お寺の清酒提供は不謹慎? 京都・東本願寺で堂々と酒が振る舞われる理由

浅井 佳穂 浅井 佳穂

 お寺でお酒が振る舞われる-。こう聞くと「不謹慎」と思う人がいるかもしれない。しかし、東本願寺(京都市下京区)では期間限定だが、堂々と参拝者に清酒が提供される。同寺で振る舞われるお酒について、その歴史を尋ねた。

 真宗大谷派本山の東本願寺で毎年11月下旬に宗祖親鸞をしのぶ法要「報恩講」が七昼夜にわたって営まれる。

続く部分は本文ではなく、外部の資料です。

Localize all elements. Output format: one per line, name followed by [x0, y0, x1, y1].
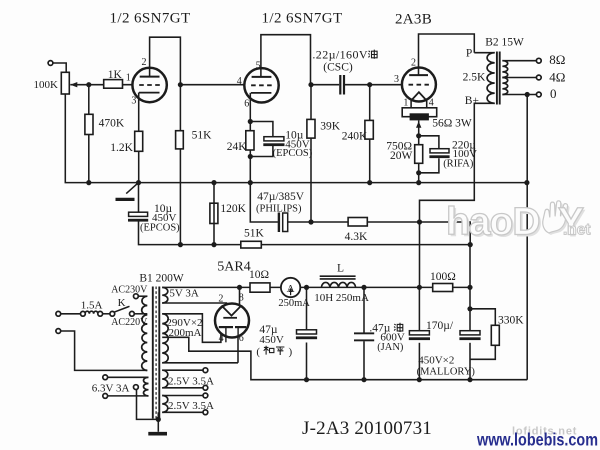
svg-text:8: 8 [239, 293, 244, 304]
svg-text:51K: 51K [192, 129, 213, 141]
svg-text:AC220V: AC220V [111, 317, 148, 328]
svg-text:1K: 1K [108, 69, 123, 81]
svg-text:100K: 100K [34, 79, 59, 91]
svg-text:450V×2: 450V×2 [418, 355, 454, 367]
svg-text:J-2A3 20100731: J-2A3 20100731 [302, 418, 432, 439]
svg-text:2.5V 3.5A: 2.5V 3.5A [168, 400, 214, 412]
svg-text:2: 2 [142, 57, 147, 68]
svg-text:L: L [337, 263, 344, 275]
svg-text:(EPCOS): (EPCOS) [140, 223, 180, 234]
svg-text:120K: 120K [220, 203, 246, 215]
svg-text:2: 2 [411, 58, 416, 69]
svg-text:B+: B+ [465, 95, 479, 107]
svg-text:2A3B: 2A3B [395, 11, 432, 27]
svg-text:170µ/: 170µ/ [426, 320, 454, 332]
svg-text:3: 3 [394, 74, 399, 85]
svg-text:B1 200W: B1 200W [139, 273, 184, 285]
svg-text:4.3K: 4.3K [345, 231, 368, 243]
svg-text:10H 250mA: 10H 250mA [314, 292, 369, 304]
svg-text:(RIFA): (RIFA) [443, 159, 474, 170]
svg-text:5V 3A: 5V 3A [169, 288, 198, 300]
svg-text:(: ( [256, 346, 260, 358]
svg-text:.net: .net [563, 222, 591, 239]
svg-text:www.lobebis.com: www.lobebis.com [476, 430, 598, 450]
svg-text:): ) [289, 346, 293, 358]
svg-text:(MALLORY): (MALLORY) [417, 366, 476, 377]
svg-text:39K: 39K [320, 121, 341, 133]
svg-text:1.5A: 1.5A [81, 300, 103, 312]
svg-text:(PHILIPS): (PHILIPS) [256, 204, 302, 215]
svg-text:20W: 20W [390, 150, 413, 162]
svg-text:4: 4 [219, 333, 224, 344]
svg-text:K: K [118, 297, 126, 309]
svg-text:1: 1 [403, 98, 408, 109]
svg-text:AC230V: AC230V [111, 285, 148, 296]
svg-text:240K: 240K [342, 131, 368, 143]
svg-text:5AR4: 5AR4 [217, 260, 250, 275]
svg-text:470K: 470K [99, 118, 125, 130]
svg-text:6: 6 [239, 333, 244, 344]
svg-text:51K: 51K [244, 228, 265, 240]
svg-text:3: 3 [131, 96, 136, 107]
svg-text:56Ω 3W: 56Ω 3W [432, 118, 472, 130]
svg-text:330K: 330K [498, 315, 524, 327]
svg-text:6.3V 3A: 6.3V 3A [92, 383, 130, 395]
svg-text:1/2 6SN7GT: 1/2 6SN7GT [262, 11, 343, 27]
svg-text:2.5V 3.5A: 2.5V 3.5A [168, 376, 214, 388]
svg-text:200mA: 200mA [169, 327, 202, 339]
svg-text:2.5K: 2.5K [463, 72, 486, 84]
svg-text:.22µ/160V: .22µ/160V [312, 48, 368, 62]
svg-text:100Ω: 100Ω [430, 271, 456, 283]
svg-text:B2 15W: B2 15W [485, 37, 524, 49]
svg-text:24K: 24K [227, 141, 248, 153]
svg-text:4: 4 [237, 76, 242, 87]
svg-text:47µ/385V: 47µ/385V [257, 191, 305, 203]
svg-text:P: P [466, 48, 472, 60]
svg-text:10Ω: 10Ω [249, 269, 269, 281]
svg-text:8Ω: 8Ω [549, 52, 565, 67]
svg-text:haoD: haoD [446, 201, 540, 244]
svg-text:6: 6 [244, 99, 249, 110]
svg-text:(EPCOS): (EPCOS) [273, 148, 313, 159]
svg-text:1/2 6SN7GT: 1/2 6SN7GT [110, 11, 191, 27]
svg-text:4: 4 [429, 98, 434, 109]
svg-text:4Ω: 4Ω [549, 70, 565, 85]
svg-text:0: 0 [550, 86, 557, 101]
svg-text:(CSC): (CSC) [323, 61, 353, 73]
svg-text:5: 5 [256, 61, 261, 72]
svg-text:250mA: 250mA [278, 298, 310, 309]
svg-text:1.2K: 1.2K [110, 142, 133, 154]
svg-text:2: 2 [218, 294, 223, 305]
svg-text:450V: 450V [259, 334, 284, 346]
svg-text:(JAN): (JAN) [377, 342, 404, 353]
svg-text:1: 1 [126, 73, 131, 84]
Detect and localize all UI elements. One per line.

このときに出される清酒が「五環正宗」だ。東本願寺の紋である「五環紋」にちなむ名前が付けられている。

 報恩講期間中、通常非公開の大寝殿(重要文化財)や表小書院(同)では精進料理「お斎(とき)」を事前予約で食べることができる。その際にかわらけの杯で味わえ、お土産に持って帰ることができるのが「五環正宗」だ。

 お斎での五環正宗はいつから提供されているのか。同派財務部によると、五環正宗は江戸時代後期から門前の酒店で醸造されていた。しかし第2次世界大戦で醸造は中断。その後、酒店は酒造りをやめてしまったという。

 1992年、「また飲みたい」と求める声に応えて復活が決まった。かつて醸造していた酒店が発売元となり、上京区の酒造会社、佐々木酒造が製造元となるかたちでおよそ半世紀ぶりに五環正宗が味わえるようになった。以降、お斎には欠かせないお酒として定着している。

 同派財務部は「ぜひ東本願寺をお参りして真宗の教えに触れるとともに、五環正宗を持ち帰って報恩講の歴史に思いをはせてほしい」とする。

 今年の報恩講は終了したが、境内にある東本願寺お買い物広場でも1800ミリリットル入りと300ミリリットル入りの2種類を購入できる。インターネットでも「東本願寺願生舎オンラインショップ」で販売されており、全国から入手できる。